We observed major differences between hyperglycemic and normoglycemic mice when analyzing immune cells in the blood and the spleen in MRL/MpJ mice. We noticed (1) increased percentage of regulatory T-cells and (2) decreased percentage of FoxP3- T-cells in the spleen, as well as an (3) increased number of leukocytes in the blood of STZ-treated mice (Figures 4A-C and 5E-G). These findings suggest that hyperglycemia might rather influence the overall immune system and only indirectly affect AIP itself. This interpretation is consistent with preclinical studies, which analyzed the influence of hyperglycemia on regulatory T-cells in mice not suffering from AIP. In these animals, hyperglycemia also increased the number of CD4+CD25+Foxp3+ regulatory T-cells in lymph nodes and the spleen of mice[26,27].

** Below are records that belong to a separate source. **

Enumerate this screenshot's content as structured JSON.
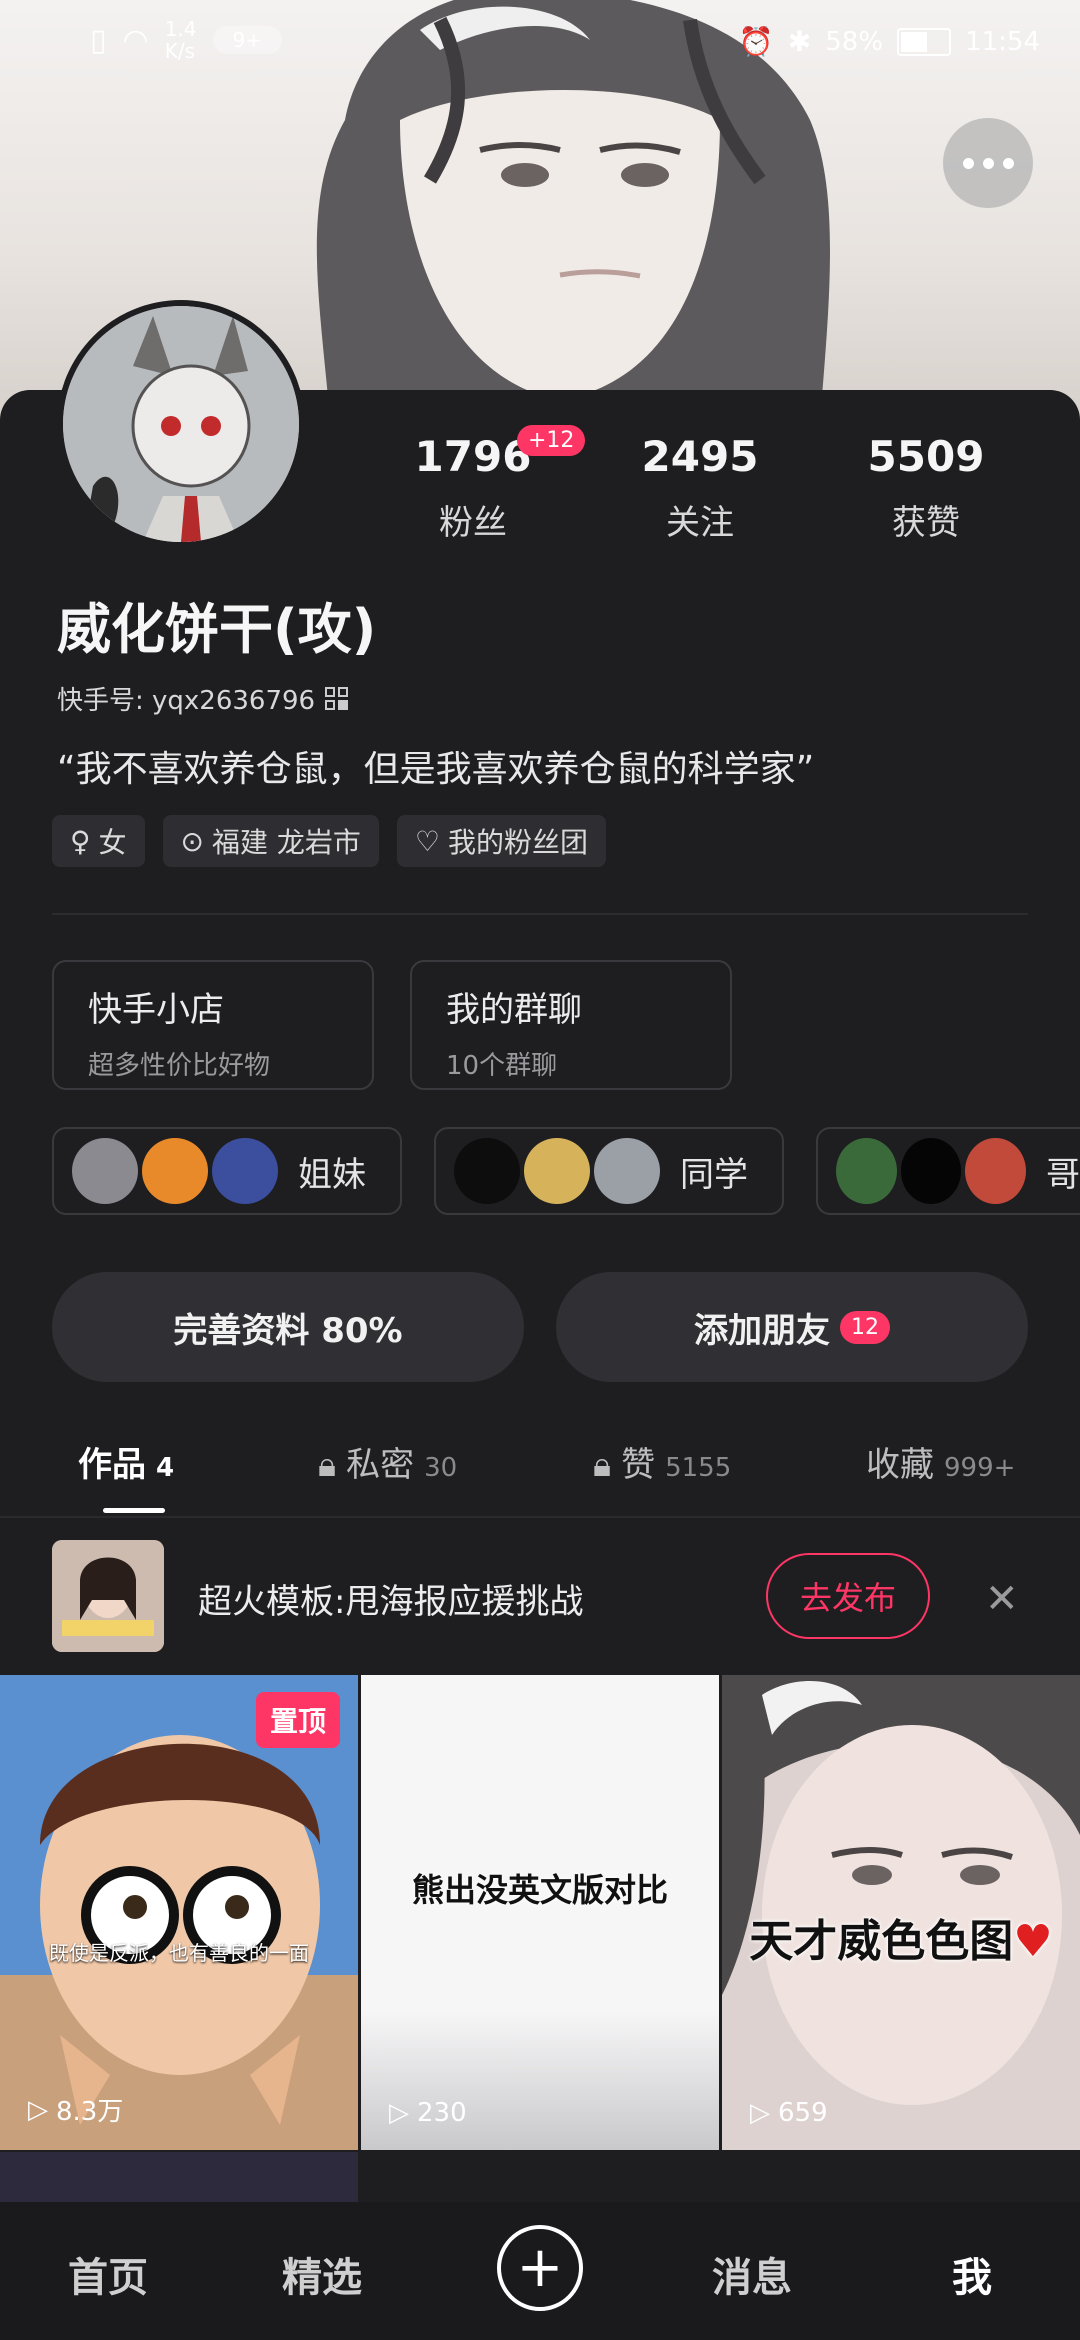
{
  "status_bar": {
    "network_speed": "1.4\nK/s",
    "notif_badge": "9+",
    "battery": "58%",
    "time": "11:54"
  },
  "profile": {
    "stats": [
      {
        "value": "1796",
        "label": "粉丝"
      },
      {
        "value": "2495",
        "label": "关注"
      },
      {
        "value": "5509",
        "label": "获赞"
      }
    ],
    "fans_delta": "+12",
    "name": "威化饼干(攻)",
    "kuaishou_id": "快手号: yqx2636796",
    "bio": "“我不喜欢养仓鼠，但是我喜欢养仓鼠的科学家”",
    "tags": [
      {
        "icon": "gender-female-icon",
        "label": "女"
      },
      {
        "icon": "location-pin-icon",
        "label": "福建 龙岩市"
      },
      {
        "icon": "heart-icon",
        "label": "我的粉丝团"
      }
    ]
  },
  "cards": [
    {
      "title": "快手小店",
      "subtitle": "超多性价比好物"
    },
    {
      "title": "我的群聊",
      "subtitle": "10个群聊"
    }
  ],
  "groups": [
    {
      "label": "姐妹",
      "colors": [
        "#8a8a90",
        "#e98a2a",
        "#3b4f9e"
      ]
    },
    {
      "label": "同学",
      "colors": [
        "#0d0d0d",
        "#d6b35a",
        "#9aa0a6"
      ]
    },
    {
      "label": "哥",
      "colors": [
        "#3a6a3a",
        "#050505",
        "#c24a3a"
      ]
    }
  ],
  "buttons": {
    "complete_profile": "完善资料 80%",
    "add_friend": "添加朋友",
    "add_friend_badge": "12"
  },
  "tabs": [
    {
      "label": "作品",
      "count": "4",
      "locked": false,
      "active": true
    },
    {
      "label": "私密",
      "count": "30",
      "locked": true,
      "active": false
    },
    {
      "label": "赞",
      "count": "5155",
      "locked": true,
      "active": false
    },
    {
      "label": "收藏",
      "count": "999+",
      "locked": false,
      "active": false
    }
  ],
  "promo": {
    "text": "超火模板:甩海报应援挑战",
    "action": "去发布"
  },
  "videos": [
    {
      "plays": "8.3万",
      "pinned_label": "置顶",
      "overlay": "既使是反派，也有善良的一面"
    },
    {
      "plays": "230",
      "caption": "熊出没英文版对比"
    },
    {
      "plays": "659",
      "caption": "天才威色色图"
    }
  ],
  "navbar": {
    "home": "首页",
    "featured": "精选",
    "messages": "消息",
    "me": "我"
  }
}
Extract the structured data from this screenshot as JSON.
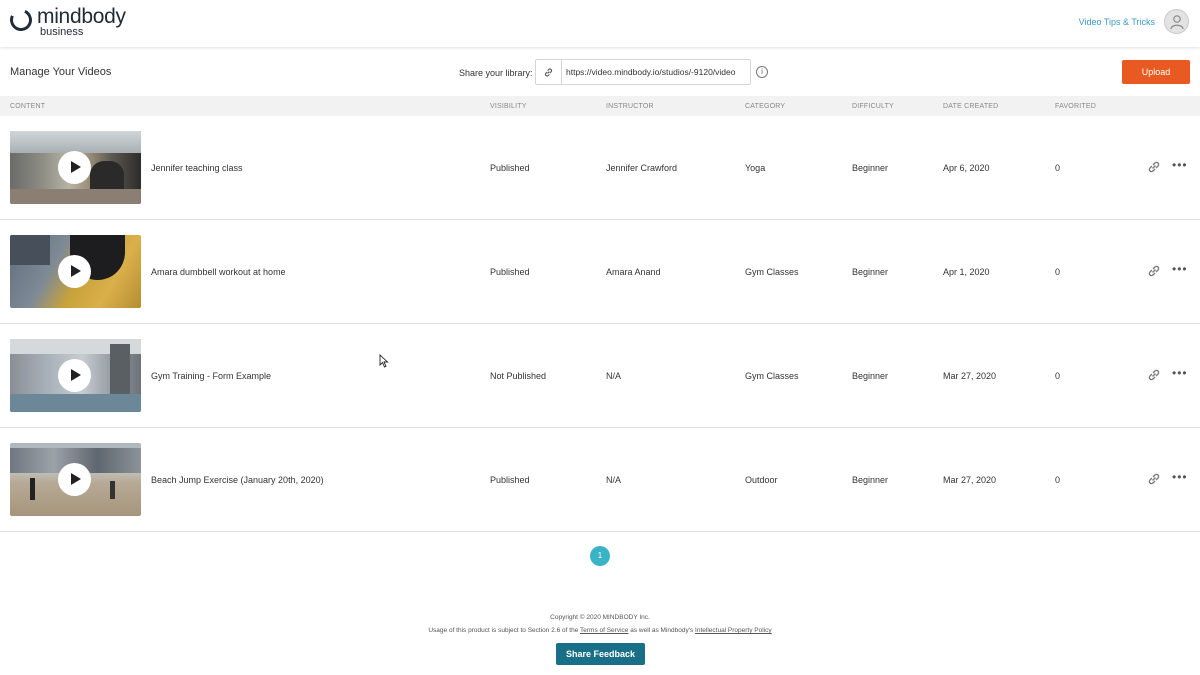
{
  "header": {
    "logo_main": "mindbody",
    "logo_sub": "business",
    "tips_link": "Video Tips & Tricks"
  },
  "toolbar": {
    "title": "Manage Your Videos",
    "share_label": "Share your library:",
    "share_url": "https://video.mindbody.io/studios/-9120/video",
    "info_glyph": "i",
    "upload_label": "Upload"
  },
  "table": {
    "headers": {
      "content": "CONTENT",
      "visibility": "VISIBILITY",
      "instructor": "INSTRUCTOR",
      "category": "CATEGORY",
      "difficulty": "DIFFICULTY",
      "date_created": "DATE CREATED",
      "favorited": "FAVORITED"
    },
    "rows": [
      {
        "title": "Jennifer teaching class",
        "visibility": "Published",
        "instructor": "Jennifer Crawford",
        "category": "Yoga",
        "difficulty": "Beginner",
        "date": "Apr 6, 2020",
        "favorited": "0"
      },
      {
        "title": "Amara dumbbell workout at home",
        "visibility": "Published",
        "instructor": "Amara Anand",
        "category": "Gym Classes",
        "difficulty": "Beginner",
        "date": "Apr 1, 2020",
        "favorited": "0"
      },
      {
        "title": "Gym Training - Form Example",
        "visibility": "Not Published",
        "instructor": "N/A",
        "category": "Gym Classes",
        "difficulty": "Beginner",
        "date": "Mar 27, 2020",
        "favorited": "0"
      },
      {
        "title": "Beach Jump Exercise (January 20th, 2020)",
        "visibility": "Published",
        "instructor": "N/A",
        "category": "Outdoor",
        "difficulty": "Beginner",
        "date": "Mar 27, 2020",
        "favorited": "0"
      }
    ],
    "more_glyph": "•••"
  },
  "pagination": {
    "current": "1"
  },
  "footer": {
    "copyright": "Copyright © 2020 MINDBODY Inc.",
    "usage_prefix": "Usage of this product is subject to Section 2.6 of the ",
    "terms_link": "Terms of Service",
    "usage_middle": " as well as Mindbody's ",
    "ip_link": "Intellectual Property Policy",
    "feedback_label": "Share Feedback"
  },
  "colors": {
    "accent_orange": "#e85a21",
    "accent_teal": "#1a6f88",
    "page_dot": "#3bb3c7",
    "link_blue": "#3a9bc8"
  }
}
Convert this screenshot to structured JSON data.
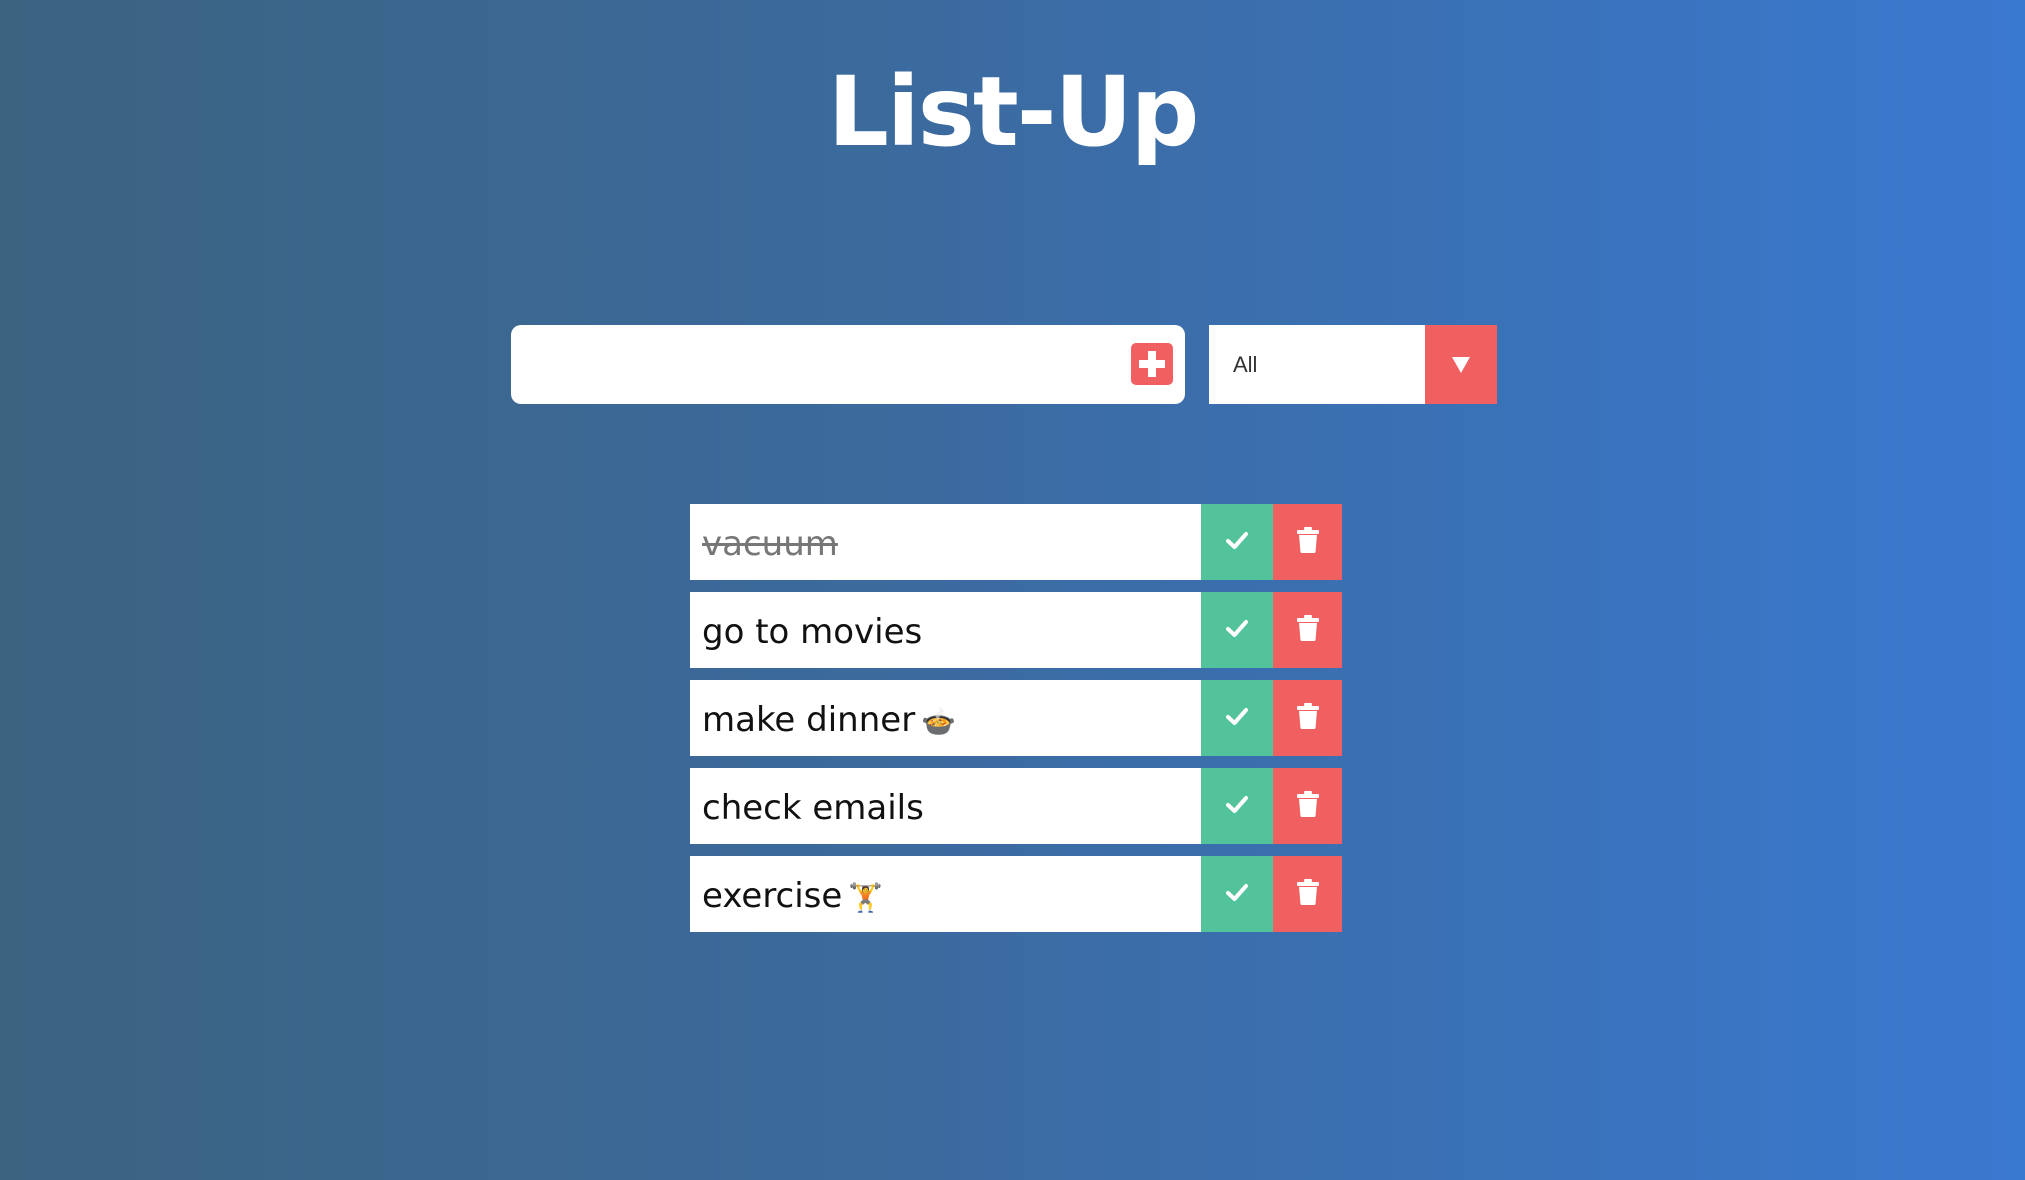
{
  "app": {
    "title": "List-Up"
  },
  "entry": {
    "value": "",
    "placeholder": "",
    "add_icon": "plus-square-icon"
  },
  "filter": {
    "selected": "All",
    "arrow_icon": "caret-down-icon"
  },
  "todos": [
    {
      "text": "vacuum",
      "emoji": "",
      "completed": true
    },
    {
      "text": "go to movies",
      "emoji": "",
      "completed": false
    },
    {
      "text": "make dinner",
      "emoji": "🍲",
      "completed": false
    },
    {
      "text": "check emails",
      "emoji": "",
      "completed": false
    },
    {
      "text": "exercise",
      "emoji": "🏋️",
      "completed": false
    }
  ],
  "item_icons": {
    "complete": "check-icon",
    "delete": "trash-icon"
  },
  "colors": {
    "accent_red": "#f06060",
    "accent_green": "#52c39b",
    "gradient_start": "#3b6380",
    "gradient_end": "#3a79d0"
  }
}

For treating AIP in the clinic, guidelines recommend to adjust blood glucose concentration before starting a steroid therapy[28,29]. This is mainly based on publications suggesting that a preexisting DM before the onset of AIP is worsening in 75% of patients after the start of a steroid therapy[28,29]. However, our preclinical study shows that hyperglycemia does not have a negative influence on AIP. Critical attitudes towards adjusting the blood glucose concentration in patients suffering from AIP have been previously published. For example, in one third of all cases, DM even worsened after insulin therapy[15]. Moreover, it was reported that treatment of diabetes with insulin led to hypoglycemic attacks in 10 from 50 AIP patients[13]. In addition, several clinical studies could demonstrate that DM improved in many cases immediately after steroid therapy[15,30]. These clinical studies argue against a tight control of blood glucose in AIP patients. Although our study has the limitation to be only a preclinical study on mice, it also suggests that an aggressive adjustment of blood glucose concentration might not be necessary as a prerequisite for the treatment of AIP. For final clarification of this issue, a clinical study evaluating if a tight adjustment of blood glucose in addition to steroid therapy is beneficial or harmful to patients with AIP might need to be pursued.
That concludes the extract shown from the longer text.